Speaking Thursday at Consensus 2021, Malcolm Wright, the advisory council chair at trade group Global Digital Finance, sounded pessimistic about the impending review.

“One could perhaps conclude that there’s not enough progress on licencing, that the industry is still not progressing fast enough to respond to compliance and particularly the travel rule,” said Wright, who stressed his view was coming from outside FATF’s consultation process and that it was also partly his opinion. 

“And there’s not enough coordinated regulatory frameworks. That is, at the moment, each country is kind of doing its own thing, which makes compliance actually very difficult for us,” said Wright, whose day job is as chief compliance officer at 100x Group, the operator of crypto derivatives exchange BitMex.

If he is correct, the FATF may start to publicly call out jurisdictions it deems to be lagging behind when it comes to crypto and where regulatory arbitrage, or exploitation of loopholes, may be taking place. That could prompt regulators and law enforcement, especially in the U.S., to take a tougher stance toward crypto exchanges and other service providers in far-flung jurisdictions that do business with Americans.

It’s not been easy grafting AML strictures from the traditional financial world onto the pseudonymous-by-design cryptocurrency space.

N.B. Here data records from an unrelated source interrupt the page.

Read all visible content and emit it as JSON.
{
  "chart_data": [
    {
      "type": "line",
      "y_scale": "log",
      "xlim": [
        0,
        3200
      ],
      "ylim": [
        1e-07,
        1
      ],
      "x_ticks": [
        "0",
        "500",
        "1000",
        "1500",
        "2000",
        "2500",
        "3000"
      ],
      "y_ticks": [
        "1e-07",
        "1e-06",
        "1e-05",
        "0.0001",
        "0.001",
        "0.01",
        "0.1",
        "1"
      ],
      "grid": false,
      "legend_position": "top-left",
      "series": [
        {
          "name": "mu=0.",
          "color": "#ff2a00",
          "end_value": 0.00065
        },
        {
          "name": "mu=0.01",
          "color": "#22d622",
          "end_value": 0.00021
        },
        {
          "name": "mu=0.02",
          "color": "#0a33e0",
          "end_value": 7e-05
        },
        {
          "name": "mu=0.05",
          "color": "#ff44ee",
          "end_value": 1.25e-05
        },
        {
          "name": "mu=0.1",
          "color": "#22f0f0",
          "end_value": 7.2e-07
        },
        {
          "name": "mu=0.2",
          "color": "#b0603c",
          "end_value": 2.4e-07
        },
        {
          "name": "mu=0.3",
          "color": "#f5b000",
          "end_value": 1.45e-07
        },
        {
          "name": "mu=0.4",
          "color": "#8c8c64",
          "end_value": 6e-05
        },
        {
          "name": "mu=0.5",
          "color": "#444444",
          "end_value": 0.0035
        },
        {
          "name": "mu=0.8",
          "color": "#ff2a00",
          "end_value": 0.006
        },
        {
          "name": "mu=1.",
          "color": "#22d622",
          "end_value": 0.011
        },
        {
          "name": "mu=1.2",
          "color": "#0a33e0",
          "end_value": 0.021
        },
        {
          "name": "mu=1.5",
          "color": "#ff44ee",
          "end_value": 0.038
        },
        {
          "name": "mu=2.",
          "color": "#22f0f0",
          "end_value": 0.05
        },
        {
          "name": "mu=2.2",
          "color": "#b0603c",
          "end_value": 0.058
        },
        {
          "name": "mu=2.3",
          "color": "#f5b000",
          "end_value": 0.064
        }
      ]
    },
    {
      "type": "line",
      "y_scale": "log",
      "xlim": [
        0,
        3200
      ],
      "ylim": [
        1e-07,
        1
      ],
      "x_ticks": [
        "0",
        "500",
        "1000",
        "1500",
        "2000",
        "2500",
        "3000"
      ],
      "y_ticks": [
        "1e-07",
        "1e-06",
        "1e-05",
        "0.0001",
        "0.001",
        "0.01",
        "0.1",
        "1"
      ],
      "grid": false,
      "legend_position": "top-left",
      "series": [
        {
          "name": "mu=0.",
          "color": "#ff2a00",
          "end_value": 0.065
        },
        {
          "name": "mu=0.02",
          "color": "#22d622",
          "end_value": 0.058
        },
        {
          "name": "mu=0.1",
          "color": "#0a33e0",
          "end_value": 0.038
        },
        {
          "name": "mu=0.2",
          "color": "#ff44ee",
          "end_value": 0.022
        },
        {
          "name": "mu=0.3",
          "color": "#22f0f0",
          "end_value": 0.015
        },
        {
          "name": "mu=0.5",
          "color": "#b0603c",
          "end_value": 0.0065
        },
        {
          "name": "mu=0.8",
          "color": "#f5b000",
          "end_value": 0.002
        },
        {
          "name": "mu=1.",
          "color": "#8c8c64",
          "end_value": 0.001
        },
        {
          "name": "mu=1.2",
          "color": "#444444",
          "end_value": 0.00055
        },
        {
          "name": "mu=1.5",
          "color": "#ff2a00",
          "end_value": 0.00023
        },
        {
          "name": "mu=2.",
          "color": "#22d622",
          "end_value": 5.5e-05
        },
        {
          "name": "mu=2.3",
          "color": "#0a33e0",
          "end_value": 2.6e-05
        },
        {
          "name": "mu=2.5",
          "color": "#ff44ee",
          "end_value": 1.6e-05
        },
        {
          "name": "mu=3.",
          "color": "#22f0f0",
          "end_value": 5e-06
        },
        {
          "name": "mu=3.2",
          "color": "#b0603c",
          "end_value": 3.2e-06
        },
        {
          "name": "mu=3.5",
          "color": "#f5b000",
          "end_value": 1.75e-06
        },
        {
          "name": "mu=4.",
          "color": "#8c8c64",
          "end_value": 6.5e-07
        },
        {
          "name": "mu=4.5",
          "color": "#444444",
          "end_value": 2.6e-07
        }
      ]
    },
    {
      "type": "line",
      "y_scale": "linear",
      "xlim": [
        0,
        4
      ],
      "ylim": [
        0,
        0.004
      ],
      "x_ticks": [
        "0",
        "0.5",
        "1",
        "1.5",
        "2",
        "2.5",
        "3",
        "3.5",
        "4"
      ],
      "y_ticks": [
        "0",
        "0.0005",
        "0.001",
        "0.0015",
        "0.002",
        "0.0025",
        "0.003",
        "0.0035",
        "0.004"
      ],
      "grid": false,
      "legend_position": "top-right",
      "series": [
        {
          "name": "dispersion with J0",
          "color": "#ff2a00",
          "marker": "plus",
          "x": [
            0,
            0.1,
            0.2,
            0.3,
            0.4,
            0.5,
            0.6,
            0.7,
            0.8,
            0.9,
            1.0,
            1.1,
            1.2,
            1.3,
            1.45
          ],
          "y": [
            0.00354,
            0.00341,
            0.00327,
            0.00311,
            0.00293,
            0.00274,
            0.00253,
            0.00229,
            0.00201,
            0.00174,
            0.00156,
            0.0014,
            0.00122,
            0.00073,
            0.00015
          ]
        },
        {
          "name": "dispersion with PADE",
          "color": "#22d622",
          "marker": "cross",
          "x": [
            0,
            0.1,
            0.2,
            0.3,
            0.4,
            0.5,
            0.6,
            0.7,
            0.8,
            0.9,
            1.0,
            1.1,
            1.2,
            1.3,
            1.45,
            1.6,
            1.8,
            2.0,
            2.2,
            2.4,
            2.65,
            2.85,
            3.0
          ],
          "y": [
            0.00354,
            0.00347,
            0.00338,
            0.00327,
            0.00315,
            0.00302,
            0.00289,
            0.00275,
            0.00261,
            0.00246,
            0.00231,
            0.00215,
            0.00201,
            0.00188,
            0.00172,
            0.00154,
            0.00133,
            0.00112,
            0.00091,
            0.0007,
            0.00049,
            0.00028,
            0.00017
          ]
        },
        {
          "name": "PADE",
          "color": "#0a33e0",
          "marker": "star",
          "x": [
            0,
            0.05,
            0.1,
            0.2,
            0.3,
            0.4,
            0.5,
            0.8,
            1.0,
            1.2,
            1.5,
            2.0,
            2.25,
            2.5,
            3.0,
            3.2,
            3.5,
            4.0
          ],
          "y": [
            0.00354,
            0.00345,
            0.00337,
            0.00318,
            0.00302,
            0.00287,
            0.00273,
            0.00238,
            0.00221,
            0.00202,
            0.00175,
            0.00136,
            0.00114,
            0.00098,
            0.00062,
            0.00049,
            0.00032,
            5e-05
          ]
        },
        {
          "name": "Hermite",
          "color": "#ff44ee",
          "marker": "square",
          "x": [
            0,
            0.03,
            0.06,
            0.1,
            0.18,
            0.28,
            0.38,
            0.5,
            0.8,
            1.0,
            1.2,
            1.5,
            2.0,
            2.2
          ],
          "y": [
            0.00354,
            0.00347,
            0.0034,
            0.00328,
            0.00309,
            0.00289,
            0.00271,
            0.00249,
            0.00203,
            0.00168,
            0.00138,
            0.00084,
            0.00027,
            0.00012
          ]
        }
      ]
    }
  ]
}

So far, the FATF recommendations have spawned a range of technical solutions, to some extent creating problems when these new systems don’t work in conjunction with each other.

DeFi dragnet

Concerning areas of unevenness in the FATF guidance given thus far, Wright pointed to the emerging area of decentralized finance (DeFi), where strangers on the internet can lend each other money and charge ample fees.

The original capture of DeFi in the eyes of the FATF, which happened in 2019, involved the owner or operator of a decentralized application used to exchange value, fiat or virtual currency being classed as a virtual asset service provider (VASP) and so falling within regulations. But this was later widened to include any provider that may develop or operate a DeFi platform, even if they have no interaction with users or collect no fees.

“So that would be unlikely to facilitate money laundering or even to have any means to interrogate data, or to report to authorities,” said Wright, who joined 100x last year as its first-ever compliance chief after BITMEX ran afoul of U.S. authorities.

This is further complicated by FATF’s core concept of having a level playing field towards regulation, Wright added, since centralized crypto finance (CeFi) and DeFi are constructed and operate so differently from one another.

“To attempt to regulate on the basis of functional equivalency alone – for example, a CeFi and DeFi exchange both conduct token exchange – that will be troublesome,” Wright said. “The unintended consequence of the current drafting could be to end up regulating far more parties than necessary to meet their [FATF’s] AML objectives.”